Port 115 (SFTP)

Network port 115 (TCP) is historically associated with Simple File Transfer Protocol (SFTP), though it's important to clarify that this is not the same as SSH File Transfer Protocol, which commonly uses port 22. The SFTP on port 115 is a predecessor to modern, more secure file transfer protocols. It provides a basic mechanism for transferring files between systems, often utilizing a connection-oriented TCP stream. Functionally, it operates by establishing a session, authenticating the user (typically with username and password), and then allowing the user to issue commands to upload, download, delete, or rename files on the server. The protocol is relatively simple, lacking advanced security features and encryption capabilities of its successors.

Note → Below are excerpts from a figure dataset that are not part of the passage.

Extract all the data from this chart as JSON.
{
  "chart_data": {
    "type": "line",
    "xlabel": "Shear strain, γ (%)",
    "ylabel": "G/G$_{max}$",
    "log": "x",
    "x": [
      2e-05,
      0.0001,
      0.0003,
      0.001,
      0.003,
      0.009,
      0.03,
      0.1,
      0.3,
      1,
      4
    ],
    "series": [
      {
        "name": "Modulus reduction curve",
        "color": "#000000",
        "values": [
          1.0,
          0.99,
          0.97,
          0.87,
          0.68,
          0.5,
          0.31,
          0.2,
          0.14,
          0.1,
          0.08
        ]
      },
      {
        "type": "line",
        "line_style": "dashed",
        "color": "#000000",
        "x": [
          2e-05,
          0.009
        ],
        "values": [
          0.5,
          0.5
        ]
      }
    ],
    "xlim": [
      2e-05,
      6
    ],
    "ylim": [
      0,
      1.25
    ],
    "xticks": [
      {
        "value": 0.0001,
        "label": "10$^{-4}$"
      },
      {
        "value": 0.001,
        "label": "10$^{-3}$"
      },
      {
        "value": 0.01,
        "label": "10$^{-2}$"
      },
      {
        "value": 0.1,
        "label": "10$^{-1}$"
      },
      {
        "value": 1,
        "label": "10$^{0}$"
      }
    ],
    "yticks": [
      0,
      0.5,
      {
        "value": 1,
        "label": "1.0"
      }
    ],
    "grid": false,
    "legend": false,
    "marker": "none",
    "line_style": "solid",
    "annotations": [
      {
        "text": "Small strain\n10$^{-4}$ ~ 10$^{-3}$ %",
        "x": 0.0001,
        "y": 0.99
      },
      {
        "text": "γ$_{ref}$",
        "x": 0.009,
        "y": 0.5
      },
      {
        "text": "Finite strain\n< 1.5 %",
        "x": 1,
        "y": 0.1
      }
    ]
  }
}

At a technical level, the client initiates a TCP connection to port 115 on the server. After the connection is established, a series of commands are exchanged in plain text. These commands dictate the actions the server should perform on the file system. The data transfer itself is also performed over the same TCP connection, without encryption. Because of its lack of security features, this implementation of SFTP is rarely used today and is considered highly insecure. Modern implementations favor SSH File Transfer Protocol (SFTP) over port 22 or FTPS (FTP over SSL/TLS) over port 990 or explicit TLS negotiation on port 21.

## Firewall Recommendations

It is strongly recommended to block port 115 on your firewall, both inbound and outbound, unless there is a very specific and well-understood legacy requirement. If you must use it, ensure it is isolated to a secure internal network with no external access. The best practice is to migrate to a more secure file transfer protocol like SFTP (over SSH on port 22) or FTPS (FTP over SSL/TLS on port 990 or explicit TLS negotiation on port 21). Regularly scan your network for services running on port 115 to identify and remediate any instances of this outdated protocol.